Cal gave me a funny sort of half smile. “Flo? She and I broke up ages ago.”

“Two weeks and a day, actually.”

A single brow rose. “You’ve been counting?” Cal took me by the arm and gently pulled me outside. I inhaled deeply, reveling in the crisp, clean air. It was getting pretty stuffy inside, and that wasn’t to mention the various types of smoking going on inside.

I shrugged. “Actually, I have a graph.” I laughed nervously. “It’s more to prove a point than anything. You have to admit, you guys are kind of… cyclical.”

Cal inclined his head, agreeing. “We were, I’ll give you that.”

“Are you so sure that you two are finished? I bet she’s danced with every guy here by now- at least, the ones who aren’t holed up with their hash. By the end of the night, she’s going to be thoroughly convinced that you’re the only one of them who isn’t insufferable.”

“Do you know why we broke up the last time?”

“I gave up asking about your breakups ages ago.”

“Because she never really explained it, right?” I shrugged. So? Caleb’s gaze slid away from mine. “That’s because it wasn’t real. None of it.”

I stared at him mutely. I understood the words, sure, but they weren’t registering with me. “What?”

“It was all fake. Do you remember when Jared Stevenson tried to get you to go out with him? You shot him down cold and avoided him for months. And a little slip of a girl like you? You’re impossible to find when you feel like hiding.”

“Call it a gift,” I said, wondering at this turn of conversation. Since when were we talking about me?

“I didn’t want to startle you. Flo thought it would be a good idea if she and I pretended to date so that I could get to know you better, and so that you could get to know me, without scaring you off.” And then he closed the distance between us and gave me a butterfly kiss. He didn’t pull very far away. So close, I could see clearly the blue flecks in his green eyes, shining in the moonlight.

I was so startled, I didn’t push him away when he pulled me closer and kissed me again. It was surreal.

Also, he was the best kisser I had yet to try… so I let myself be pulled in.

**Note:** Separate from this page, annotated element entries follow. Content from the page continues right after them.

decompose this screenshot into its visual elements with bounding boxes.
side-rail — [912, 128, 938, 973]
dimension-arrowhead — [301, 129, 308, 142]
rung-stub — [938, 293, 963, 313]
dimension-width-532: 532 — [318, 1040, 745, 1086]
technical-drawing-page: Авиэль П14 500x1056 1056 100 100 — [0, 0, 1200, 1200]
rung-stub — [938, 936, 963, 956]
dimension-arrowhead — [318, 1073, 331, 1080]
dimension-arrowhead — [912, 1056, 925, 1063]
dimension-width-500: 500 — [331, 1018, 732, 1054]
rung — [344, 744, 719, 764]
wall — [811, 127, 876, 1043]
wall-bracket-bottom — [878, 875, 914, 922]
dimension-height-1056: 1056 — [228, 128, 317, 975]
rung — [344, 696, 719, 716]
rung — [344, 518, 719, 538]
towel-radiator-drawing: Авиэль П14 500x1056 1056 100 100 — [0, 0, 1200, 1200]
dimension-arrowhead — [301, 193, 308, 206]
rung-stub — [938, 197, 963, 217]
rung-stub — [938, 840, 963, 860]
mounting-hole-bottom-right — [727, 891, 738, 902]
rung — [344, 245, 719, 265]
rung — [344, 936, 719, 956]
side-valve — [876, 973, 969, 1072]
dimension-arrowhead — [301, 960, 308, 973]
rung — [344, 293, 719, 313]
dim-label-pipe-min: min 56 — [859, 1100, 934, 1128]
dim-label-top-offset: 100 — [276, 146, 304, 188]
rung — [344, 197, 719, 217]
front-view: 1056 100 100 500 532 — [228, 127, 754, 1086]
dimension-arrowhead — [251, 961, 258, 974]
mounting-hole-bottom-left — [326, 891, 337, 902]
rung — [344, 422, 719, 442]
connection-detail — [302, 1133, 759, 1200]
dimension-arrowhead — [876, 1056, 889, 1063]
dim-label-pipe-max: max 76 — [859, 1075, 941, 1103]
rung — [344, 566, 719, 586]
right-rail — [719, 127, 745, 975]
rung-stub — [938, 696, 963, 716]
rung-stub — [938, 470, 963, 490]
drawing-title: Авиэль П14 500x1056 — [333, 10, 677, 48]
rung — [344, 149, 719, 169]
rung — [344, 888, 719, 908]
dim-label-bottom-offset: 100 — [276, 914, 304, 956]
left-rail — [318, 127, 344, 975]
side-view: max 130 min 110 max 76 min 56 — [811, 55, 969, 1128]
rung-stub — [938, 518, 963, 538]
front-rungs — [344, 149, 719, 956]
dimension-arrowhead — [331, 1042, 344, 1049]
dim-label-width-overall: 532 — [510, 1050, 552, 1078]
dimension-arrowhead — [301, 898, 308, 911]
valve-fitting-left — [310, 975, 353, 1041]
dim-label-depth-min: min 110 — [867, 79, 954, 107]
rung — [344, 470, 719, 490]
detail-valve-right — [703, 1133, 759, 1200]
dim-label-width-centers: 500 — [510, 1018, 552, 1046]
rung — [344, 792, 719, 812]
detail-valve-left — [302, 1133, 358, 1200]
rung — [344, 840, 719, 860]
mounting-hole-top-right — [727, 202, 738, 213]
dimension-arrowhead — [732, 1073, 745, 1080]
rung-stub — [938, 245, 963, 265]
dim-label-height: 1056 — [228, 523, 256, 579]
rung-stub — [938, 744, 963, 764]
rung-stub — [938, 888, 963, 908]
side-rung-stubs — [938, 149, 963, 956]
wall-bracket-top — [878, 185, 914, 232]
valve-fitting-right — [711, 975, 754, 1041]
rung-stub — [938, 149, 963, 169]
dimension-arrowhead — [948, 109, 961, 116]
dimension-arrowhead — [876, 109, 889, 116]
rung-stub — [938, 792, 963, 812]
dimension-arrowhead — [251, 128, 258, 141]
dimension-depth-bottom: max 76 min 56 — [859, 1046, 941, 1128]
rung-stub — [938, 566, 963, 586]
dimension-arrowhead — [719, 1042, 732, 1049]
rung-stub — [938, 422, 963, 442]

I felt his hands on my hips, gently kneading, and I reacted on pure instinct. I pressed myself closer.

“Hey, Caleb, Tibby called. We’ve got to go,” a voice said from behind me.

Caleb groaned. “Alright. Give me a minute.”

Meanwhile, I stood there awkwardly, torn between being intensely embarrassed and proud of myself. And here Flo and I thought that she would be the only one good at handling the party scene.

Besides, ever since that day in English when I read the story of my fake friendship with Flo, I had held onto a completely different perspective on humiliation: I knew that it brought with it great things.

It’s only because of that belief that I was able to meet the intruder in the eye. He was a couple of inches taller than me, a couple of years older, and was looking on in undisguised amusement. He winked at me and went back into the house.

Caleb brushed his palm against my cheek. I smiled. It was strange; I had never once considered him in this light. I had never thought that I had that kind of response in me. “Don’t mind Reed.”

“I don’t,” I said. I stood on my tiptoes and pressed my lips to Caleb’s one final time. “Now go. I’ll see you around.” I was proud of myself for being so casual about it. Caleb grinned at me and left.